Working with a personal trainer is no day at the beach. At first it was a little nervewracking to have someone watch me stuff my fat into a weight machine and then attempt to move. I'm still a little self-conscious.
The good thing is that they keep me from going easy on myself. The idea is to max out my muscles. After warming up for five minutes, Bill or somebody else sets the machines at the highest load I can handle, then it's my job to do the resistance part of each exercise in 10 counts.
Most people I've seen weightlifting, including myself, don't get anywhere near 10 counts. We tend to get into the machine, set the weight, then fling our limbs so that the weights move up and down fairly quickly. Come to find out, this isn't very effective and may cause injury.
Pushing for 10 counts really makes the muscle work. During each of six separate exercises, I push for 10 counts, release for two counts, then quickly start pushing for 10 more counts. When I can do six counts without passing out, we add more weight.

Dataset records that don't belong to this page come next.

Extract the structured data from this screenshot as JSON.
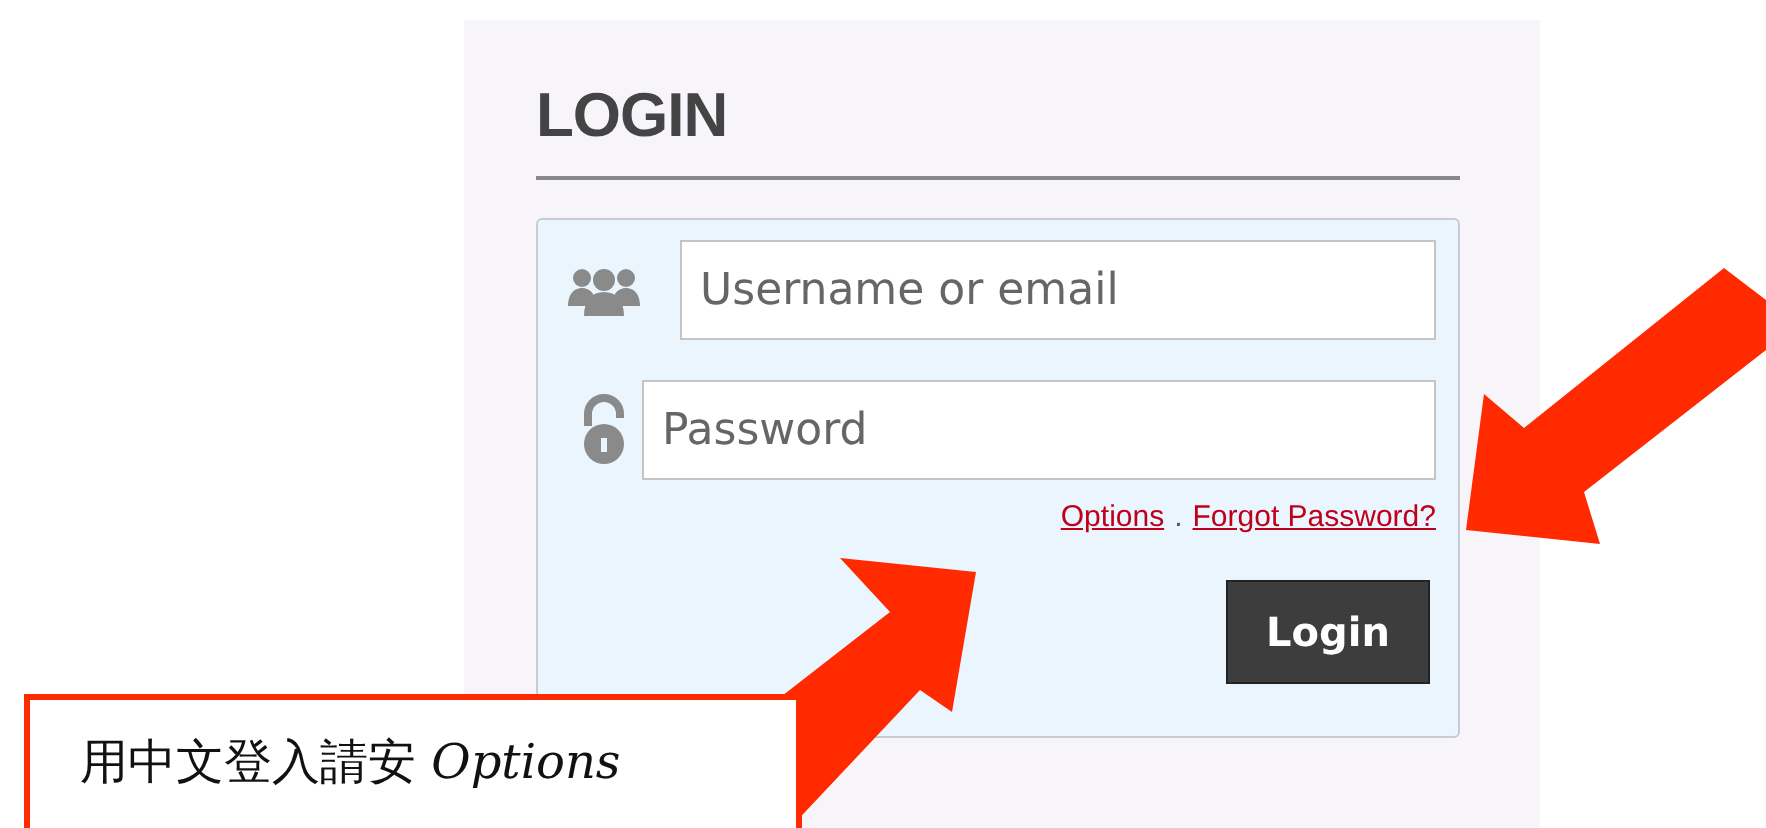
{
  "login": {
    "title": "LOGIN",
    "fields": [
      {
        "kind": "user",
        "placeholder": "Username or email"
      },
      {
        "kind": "lock",
        "placeholder": "Password"
      }
    ],
    "links": [
      "Options",
      "Forgot Password?"
    ],
    "link_separator": ".",
    "button": "Login"
  },
  "annotation": {
    "text": "用中文登入請安 *Options*"
  }
}
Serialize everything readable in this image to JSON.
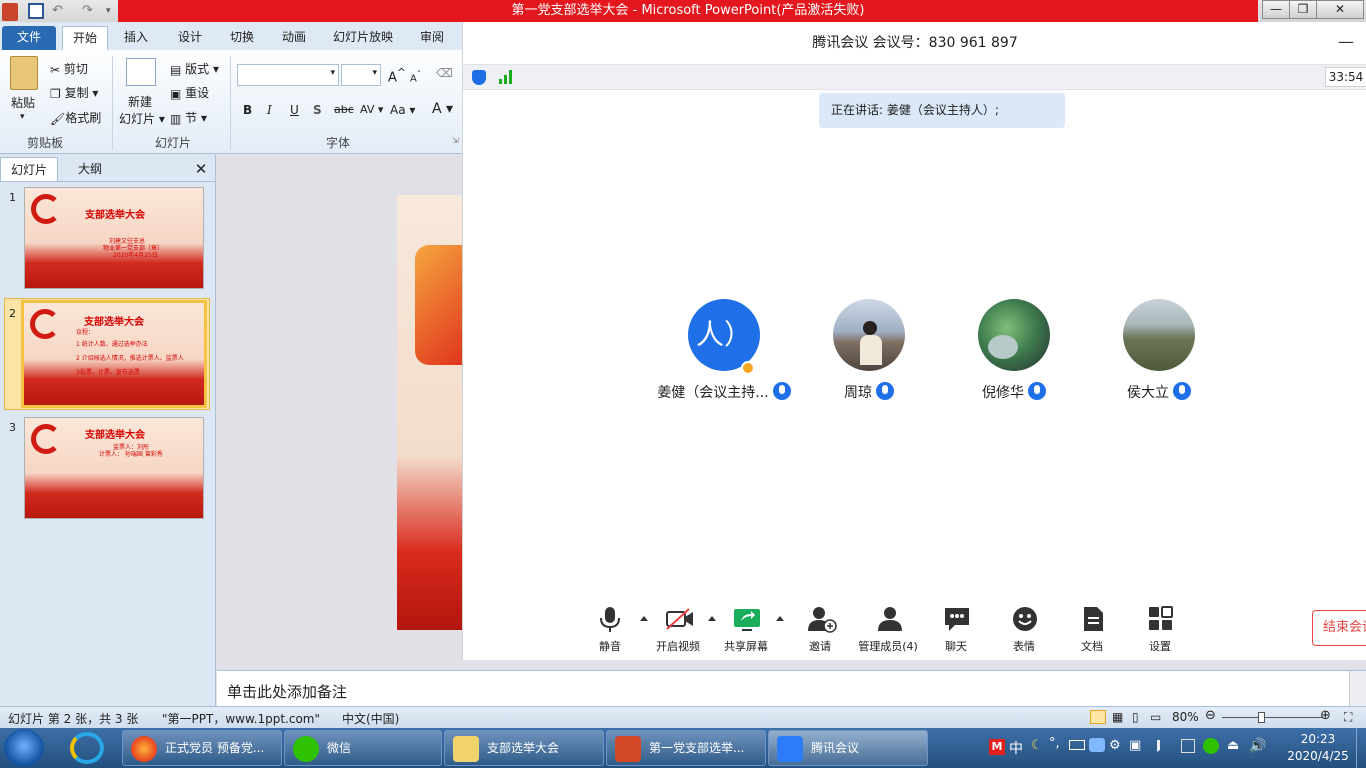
{
  "ppt": {
    "window_title": "第一党支部选举大会 - Microsoft PowerPoint(产品激活失败)",
    "tabs": [
      "文件",
      "开始",
      "插入",
      "设计",
      "切换",
      "动画",
      "幻灯片放映",
      "审阅"
    ],
    "clipboard": {
      "paste": "粘贴",
      "cut": "剪切",
      "copy": "复制",
      "format_painter": "格式刷",
      "group": "剪贴板"
    },
    "slides_group": {
      "new_slide_1": "新建",
      "new_slide_2": "幻灯片",
      "layout": "版式",
      "reset": "重设",
      "section": "节",
      "group": "幻灯片"
    },
    "font_group": {
      "group": "字体",
      "bold": "B",
      "italic": "I",
      "underline": "U",
      "shadow": "S",
      "strike": "abc",
      "spacing": "AV",
      "case": "Aa",
      "color": "A",
      "grow": "A",
      "shrink": "A"
    },
    "panel_tabs": [
      "幻灯片",
      "大纲"
    ],
    "thumbnails": [
      {
        "num": "1",
        "title": "支部选举大会",
        "lines": [
          "刘建文驻支总",
          "物业第一党支部（章）",
          "2020年4月25日"
        ]
      },
      {
        "num": "2",
        "title": "支部选举大会",
        "lines": [
          "议程：",
          "1 统计人数、通过选举办法",
          "2 介绍候选人情况，推选计票人、监票人",
          "3投票、计票、宣布选票"
        ]
      },
      {
        "num": "3",
        "title": "支部选举大会",
        "lines": [
          "监票人：刘彤",
          "计票人： 孙瑞国  曾彩秀"
        ]
      }
    ],
    "notes_placeholder": "单击此处添加备注",
    "status": {
      "slide": "幻灯片 第 2 张，共 3 张",
      "theme": "\"第一PPT，www.1ppt.com\"",
      "lang": "中文(中国)",
      "zoom": "80%"
    }
  },
  "meeting": {
    "title": "腾讯会议 会议号：830 961 897",
    "timer": "33:54",
    "speaking": "正在讲话: 姜健（会议主持人）;",
    "participants": [
      {
        "name": "姜健（会议主持...",
        "avatar_text": "人）"
      },
      {
        "name": "周琼"
      },
      {
        "name": "倪修华"
      },
      {
        "name": "侯大立"
      }
    ],
    "toolbar": [
      "静音",
      "开启视频",
      "共享屏幕",
      "邀请",
      "管理成员(4)",
      "聊天",
      "表情",
      "文档",
      "设置"
    ],
    "end": "结束会议"
  },
  "taskbar": {
    "items": [
      "正式党员 预备党...",
      "微信",
      "支部选举大会",
      "第一党支部选举...",
      "腾讯会议"
    ],
    "time": "20:23",
    "date": "2020/4/25",
    "ime": "中"
  }
}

There is no aerobics during the first six weeks of Biometrics, but Bill assures me that will come later.
"You won't gain lean muscle mass as rapidly if you try to sneak in some aerobics in between," he said. "Biometrics balances your calories with your exercise. You're only eating enough calories for your weightlifting."
There's an important reason to gain lean muscle mass quickly. Bill said one pound of it burns 75 calories in a 24-hour period. A pound of fat burns only two calories in the same period.
After Bill makes sure I'm gaining muscle mass, Virginia Heston makes sure I'm stretching it out correctly.
The stretches aren't anything new -- some of the exercise videos I've rented use them and there are diagrams of them on the gym walls. Before Virginia, however, I had no idea how to stretch correctly. Just a slight adjustment of a shoulder or knee can make the difference between really stretching or just lying there.
In addition to Bill and Virginia, I met another encouraging person at the center. More on her next time.
SOME STATISTICS
Height
6 feet, 3 inches
Weight
276 (down 7 pounds.)
Goals
To reduce body fat and increase lean muscle mass.